First, I'm going to label some points just to make my explanation easier. Label the point on each disc furthest from the other disc $A$ and $B$, and label the points midway on the straight sections of the band $C$ and $D$ (it doesn't really matter what way round this is done for either by the symmetry of the problem). See my (badly drawn) diagram here.

Now, by the symmetry of the problem, we can consider the "top" part of the band $ACB$ and the "bottom" part of the band $ADB$ separately. Each part has natural length $l=\pi r$ and extension $x=6r$. Using the normal Hooke's law formula with modulus $\lambda = \pi mg/12$, the tension in the top part is given by $$T=\frac{\lambda x}{l}=\frac{(\pi mg/12)(6r)}{\pi r}=\frac{1}{2}mg.$$ The tension in the bottom part is also given by $T$ by symmetry, so the total tension acting on one of the discs is simply $2T=mg$. Hopefully that should give you an idea how to do part (i).

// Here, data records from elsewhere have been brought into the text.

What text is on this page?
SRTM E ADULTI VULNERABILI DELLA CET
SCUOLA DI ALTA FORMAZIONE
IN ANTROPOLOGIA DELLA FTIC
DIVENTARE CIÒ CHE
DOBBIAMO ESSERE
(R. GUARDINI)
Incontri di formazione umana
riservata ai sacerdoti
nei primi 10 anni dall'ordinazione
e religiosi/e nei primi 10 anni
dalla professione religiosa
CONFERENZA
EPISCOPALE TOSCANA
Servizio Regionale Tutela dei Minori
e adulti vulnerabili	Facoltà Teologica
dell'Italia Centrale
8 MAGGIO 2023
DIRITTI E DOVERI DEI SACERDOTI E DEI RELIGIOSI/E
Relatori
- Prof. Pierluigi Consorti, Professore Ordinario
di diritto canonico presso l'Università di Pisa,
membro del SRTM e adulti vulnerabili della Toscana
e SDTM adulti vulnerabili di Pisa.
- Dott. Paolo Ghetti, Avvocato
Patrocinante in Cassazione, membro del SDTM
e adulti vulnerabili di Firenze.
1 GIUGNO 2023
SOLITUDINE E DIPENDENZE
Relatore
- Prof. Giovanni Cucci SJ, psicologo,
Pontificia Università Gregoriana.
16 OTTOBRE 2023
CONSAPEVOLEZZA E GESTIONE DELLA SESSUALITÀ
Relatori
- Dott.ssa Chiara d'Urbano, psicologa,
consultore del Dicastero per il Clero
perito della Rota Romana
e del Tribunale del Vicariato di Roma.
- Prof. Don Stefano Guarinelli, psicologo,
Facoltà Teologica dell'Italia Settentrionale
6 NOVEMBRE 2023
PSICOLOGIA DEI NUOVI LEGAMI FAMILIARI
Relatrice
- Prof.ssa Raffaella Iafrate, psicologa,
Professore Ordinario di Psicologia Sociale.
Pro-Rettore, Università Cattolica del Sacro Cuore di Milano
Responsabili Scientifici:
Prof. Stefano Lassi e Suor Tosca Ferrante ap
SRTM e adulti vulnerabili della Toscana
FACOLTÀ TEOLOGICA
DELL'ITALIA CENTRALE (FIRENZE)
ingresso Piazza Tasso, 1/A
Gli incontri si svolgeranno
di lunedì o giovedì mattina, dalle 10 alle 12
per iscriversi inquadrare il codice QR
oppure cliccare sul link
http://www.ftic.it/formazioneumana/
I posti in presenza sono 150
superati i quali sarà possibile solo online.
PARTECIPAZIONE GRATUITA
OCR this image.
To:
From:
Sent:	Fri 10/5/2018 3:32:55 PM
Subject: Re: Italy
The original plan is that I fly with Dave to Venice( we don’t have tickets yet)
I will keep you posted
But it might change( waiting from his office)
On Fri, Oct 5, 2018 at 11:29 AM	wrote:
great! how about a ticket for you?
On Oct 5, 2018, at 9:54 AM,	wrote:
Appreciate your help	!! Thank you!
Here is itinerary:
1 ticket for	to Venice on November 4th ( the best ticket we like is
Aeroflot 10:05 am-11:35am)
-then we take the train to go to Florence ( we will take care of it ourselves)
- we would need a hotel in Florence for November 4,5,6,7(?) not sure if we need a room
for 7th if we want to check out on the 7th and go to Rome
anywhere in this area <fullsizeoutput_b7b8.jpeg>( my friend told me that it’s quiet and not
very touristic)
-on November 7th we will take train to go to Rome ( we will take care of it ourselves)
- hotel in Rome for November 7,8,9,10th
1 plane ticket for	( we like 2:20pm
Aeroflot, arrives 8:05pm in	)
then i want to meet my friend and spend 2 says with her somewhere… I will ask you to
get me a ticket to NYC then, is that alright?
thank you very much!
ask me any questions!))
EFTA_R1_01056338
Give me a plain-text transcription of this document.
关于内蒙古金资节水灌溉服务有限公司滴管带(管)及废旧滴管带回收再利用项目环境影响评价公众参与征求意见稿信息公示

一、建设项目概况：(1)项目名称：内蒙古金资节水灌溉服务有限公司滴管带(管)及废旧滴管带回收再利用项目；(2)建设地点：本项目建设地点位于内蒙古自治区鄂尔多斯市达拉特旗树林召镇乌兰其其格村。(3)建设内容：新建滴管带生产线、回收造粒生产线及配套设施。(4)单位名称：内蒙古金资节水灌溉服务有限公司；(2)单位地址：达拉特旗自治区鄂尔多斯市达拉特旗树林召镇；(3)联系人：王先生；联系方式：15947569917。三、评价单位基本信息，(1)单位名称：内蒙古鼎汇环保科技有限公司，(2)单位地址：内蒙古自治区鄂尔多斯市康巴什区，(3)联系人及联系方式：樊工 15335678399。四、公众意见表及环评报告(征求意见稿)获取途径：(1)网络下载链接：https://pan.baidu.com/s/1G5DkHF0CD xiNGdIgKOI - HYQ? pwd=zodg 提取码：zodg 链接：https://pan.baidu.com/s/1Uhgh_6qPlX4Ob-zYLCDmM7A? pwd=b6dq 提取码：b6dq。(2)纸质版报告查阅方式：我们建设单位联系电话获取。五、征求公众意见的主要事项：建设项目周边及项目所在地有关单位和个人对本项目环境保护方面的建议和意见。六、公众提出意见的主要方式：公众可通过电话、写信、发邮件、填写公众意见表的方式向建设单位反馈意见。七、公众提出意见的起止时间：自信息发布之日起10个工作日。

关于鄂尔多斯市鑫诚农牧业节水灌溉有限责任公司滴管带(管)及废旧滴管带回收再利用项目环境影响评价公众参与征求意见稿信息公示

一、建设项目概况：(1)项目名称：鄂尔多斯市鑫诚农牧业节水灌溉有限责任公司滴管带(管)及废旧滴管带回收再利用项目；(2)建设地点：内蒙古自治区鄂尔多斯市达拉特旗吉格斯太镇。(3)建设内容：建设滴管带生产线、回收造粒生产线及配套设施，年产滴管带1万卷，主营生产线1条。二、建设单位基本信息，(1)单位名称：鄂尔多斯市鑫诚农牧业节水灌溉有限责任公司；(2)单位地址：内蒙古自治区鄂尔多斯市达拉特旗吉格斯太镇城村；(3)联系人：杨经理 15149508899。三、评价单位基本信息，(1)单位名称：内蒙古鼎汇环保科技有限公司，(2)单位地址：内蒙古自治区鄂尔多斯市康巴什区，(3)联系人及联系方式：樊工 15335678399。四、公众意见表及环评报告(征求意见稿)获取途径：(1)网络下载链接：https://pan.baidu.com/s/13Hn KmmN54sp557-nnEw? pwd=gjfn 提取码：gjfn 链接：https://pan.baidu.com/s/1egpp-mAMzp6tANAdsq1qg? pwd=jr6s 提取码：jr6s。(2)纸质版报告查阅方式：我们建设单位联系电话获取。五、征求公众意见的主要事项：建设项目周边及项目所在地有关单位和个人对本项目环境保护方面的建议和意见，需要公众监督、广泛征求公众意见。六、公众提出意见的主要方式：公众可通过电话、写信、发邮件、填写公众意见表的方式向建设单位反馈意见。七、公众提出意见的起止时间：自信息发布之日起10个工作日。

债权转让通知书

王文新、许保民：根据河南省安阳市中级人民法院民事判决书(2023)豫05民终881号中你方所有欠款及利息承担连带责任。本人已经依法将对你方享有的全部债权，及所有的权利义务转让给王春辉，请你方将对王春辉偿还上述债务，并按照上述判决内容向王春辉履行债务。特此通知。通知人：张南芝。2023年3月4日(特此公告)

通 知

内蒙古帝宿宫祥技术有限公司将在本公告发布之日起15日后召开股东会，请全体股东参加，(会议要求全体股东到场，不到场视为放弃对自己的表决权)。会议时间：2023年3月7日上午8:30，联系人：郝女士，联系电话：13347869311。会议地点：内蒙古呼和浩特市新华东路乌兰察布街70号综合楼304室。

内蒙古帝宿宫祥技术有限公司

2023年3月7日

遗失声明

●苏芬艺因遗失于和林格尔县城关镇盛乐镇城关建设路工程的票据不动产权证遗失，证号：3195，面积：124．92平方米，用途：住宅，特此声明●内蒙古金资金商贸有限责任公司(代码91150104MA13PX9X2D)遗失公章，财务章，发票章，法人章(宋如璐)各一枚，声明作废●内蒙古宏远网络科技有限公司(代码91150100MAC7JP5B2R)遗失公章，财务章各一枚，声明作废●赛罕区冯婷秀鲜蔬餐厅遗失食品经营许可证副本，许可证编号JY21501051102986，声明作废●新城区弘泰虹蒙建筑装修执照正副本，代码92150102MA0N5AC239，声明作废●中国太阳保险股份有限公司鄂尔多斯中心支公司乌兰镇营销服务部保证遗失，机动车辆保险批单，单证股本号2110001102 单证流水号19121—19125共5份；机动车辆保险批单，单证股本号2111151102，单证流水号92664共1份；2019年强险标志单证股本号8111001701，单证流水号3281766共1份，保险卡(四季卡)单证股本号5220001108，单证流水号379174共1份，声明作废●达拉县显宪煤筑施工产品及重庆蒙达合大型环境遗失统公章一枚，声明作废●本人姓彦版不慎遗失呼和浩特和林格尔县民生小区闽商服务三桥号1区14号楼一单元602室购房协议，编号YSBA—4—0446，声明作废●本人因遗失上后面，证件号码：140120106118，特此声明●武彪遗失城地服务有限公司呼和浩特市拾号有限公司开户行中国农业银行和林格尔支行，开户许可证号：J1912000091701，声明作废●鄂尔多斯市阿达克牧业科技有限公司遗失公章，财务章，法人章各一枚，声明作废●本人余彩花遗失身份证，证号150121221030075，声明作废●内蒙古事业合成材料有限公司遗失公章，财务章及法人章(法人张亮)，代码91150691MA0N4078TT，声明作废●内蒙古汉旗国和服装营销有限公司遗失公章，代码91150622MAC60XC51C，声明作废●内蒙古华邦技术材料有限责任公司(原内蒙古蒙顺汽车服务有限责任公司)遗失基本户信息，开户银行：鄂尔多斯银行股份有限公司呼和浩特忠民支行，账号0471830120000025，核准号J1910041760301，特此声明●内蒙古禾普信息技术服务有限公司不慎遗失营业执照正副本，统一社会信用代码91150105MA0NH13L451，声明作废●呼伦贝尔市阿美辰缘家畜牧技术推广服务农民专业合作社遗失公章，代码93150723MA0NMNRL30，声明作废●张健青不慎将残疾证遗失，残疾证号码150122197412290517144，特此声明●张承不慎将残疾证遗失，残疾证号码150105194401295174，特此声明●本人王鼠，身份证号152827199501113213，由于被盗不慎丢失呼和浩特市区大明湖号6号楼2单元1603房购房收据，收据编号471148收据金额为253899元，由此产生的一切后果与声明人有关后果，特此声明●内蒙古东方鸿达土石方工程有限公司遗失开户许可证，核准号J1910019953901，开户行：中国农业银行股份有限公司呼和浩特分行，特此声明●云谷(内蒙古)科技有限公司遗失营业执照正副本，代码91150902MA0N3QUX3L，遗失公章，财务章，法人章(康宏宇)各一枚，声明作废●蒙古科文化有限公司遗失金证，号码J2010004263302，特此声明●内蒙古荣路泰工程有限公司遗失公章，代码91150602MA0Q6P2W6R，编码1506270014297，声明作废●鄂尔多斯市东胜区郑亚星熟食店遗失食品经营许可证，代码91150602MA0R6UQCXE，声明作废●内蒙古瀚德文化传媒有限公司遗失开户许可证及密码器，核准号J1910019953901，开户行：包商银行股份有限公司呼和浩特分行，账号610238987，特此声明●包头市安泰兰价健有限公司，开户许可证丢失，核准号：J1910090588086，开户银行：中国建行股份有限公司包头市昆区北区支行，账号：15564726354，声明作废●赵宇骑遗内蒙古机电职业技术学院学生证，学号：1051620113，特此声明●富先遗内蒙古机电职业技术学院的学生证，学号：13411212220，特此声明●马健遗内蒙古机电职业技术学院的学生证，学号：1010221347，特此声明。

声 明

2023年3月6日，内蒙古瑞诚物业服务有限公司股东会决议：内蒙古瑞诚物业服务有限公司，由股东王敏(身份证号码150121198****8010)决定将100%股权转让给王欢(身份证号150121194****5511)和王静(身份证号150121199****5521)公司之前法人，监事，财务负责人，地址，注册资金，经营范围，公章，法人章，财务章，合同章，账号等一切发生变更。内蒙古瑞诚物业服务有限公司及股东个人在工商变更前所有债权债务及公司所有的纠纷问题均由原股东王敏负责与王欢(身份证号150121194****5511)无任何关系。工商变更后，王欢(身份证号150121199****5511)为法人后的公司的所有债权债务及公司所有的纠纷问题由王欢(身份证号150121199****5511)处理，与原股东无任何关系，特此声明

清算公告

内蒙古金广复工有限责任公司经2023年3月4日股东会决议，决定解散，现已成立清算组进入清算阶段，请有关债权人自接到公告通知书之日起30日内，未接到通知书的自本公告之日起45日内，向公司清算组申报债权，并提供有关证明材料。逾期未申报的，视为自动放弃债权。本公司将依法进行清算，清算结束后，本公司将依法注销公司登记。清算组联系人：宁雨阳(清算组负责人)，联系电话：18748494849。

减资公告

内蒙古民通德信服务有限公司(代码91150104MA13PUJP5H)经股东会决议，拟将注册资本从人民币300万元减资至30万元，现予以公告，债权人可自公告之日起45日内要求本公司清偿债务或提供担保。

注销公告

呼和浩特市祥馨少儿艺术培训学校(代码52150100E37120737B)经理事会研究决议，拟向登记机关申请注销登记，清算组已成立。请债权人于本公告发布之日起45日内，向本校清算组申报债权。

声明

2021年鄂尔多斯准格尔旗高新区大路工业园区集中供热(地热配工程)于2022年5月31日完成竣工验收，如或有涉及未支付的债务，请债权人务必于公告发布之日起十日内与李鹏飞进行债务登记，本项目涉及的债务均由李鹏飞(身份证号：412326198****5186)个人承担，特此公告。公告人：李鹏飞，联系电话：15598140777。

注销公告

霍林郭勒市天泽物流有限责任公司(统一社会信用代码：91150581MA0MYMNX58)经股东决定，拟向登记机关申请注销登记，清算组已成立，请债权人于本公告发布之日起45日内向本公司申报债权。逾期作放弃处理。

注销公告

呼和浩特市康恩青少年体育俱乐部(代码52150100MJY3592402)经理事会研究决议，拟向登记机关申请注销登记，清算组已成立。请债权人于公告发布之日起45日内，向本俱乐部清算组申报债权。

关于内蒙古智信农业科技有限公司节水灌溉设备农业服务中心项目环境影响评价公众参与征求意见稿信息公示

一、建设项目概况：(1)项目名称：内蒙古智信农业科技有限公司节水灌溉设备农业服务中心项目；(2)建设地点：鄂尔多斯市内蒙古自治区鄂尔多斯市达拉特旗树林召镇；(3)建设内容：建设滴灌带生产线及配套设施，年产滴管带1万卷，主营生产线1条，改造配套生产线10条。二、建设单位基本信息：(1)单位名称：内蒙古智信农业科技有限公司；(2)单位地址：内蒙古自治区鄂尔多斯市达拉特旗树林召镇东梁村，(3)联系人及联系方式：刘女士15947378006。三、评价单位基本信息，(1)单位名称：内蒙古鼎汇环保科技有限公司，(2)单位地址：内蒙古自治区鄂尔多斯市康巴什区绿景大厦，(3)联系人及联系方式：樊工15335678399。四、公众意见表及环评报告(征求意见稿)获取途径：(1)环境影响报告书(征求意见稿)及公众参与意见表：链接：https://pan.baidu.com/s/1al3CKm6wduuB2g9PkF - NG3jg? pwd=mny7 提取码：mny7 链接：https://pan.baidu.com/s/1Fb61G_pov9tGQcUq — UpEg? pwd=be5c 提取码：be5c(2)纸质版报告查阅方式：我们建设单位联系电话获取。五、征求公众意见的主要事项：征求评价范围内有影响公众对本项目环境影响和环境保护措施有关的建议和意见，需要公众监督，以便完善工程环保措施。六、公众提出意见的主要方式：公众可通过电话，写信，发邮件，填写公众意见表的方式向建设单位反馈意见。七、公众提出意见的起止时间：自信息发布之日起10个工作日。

The initial total elastic potential energy in the band is easier to calculate and we don't need to split the band anymore. Using the normal formula with $x=12r$ and $l=2\pi r$, we get $$E_{\text{P}}=\frac{\lambda x^2}{2l}=\frac{(\pi mg/12) (12r)^2}{2(2 \pi r)}=3mgr.$$ Perhaps, you can now calculate the elastic potential energy at the point just before the two discs collide and subsequently do part (ii).

For a particle held between two springs, you can just work out the tension in each spring separately and then, if the particle is in equilibrium, the resultant tension must vanish. I'm not really sure what else I can say without looking at a specific problem.

I hope this is helpful and I haven't confused you too much.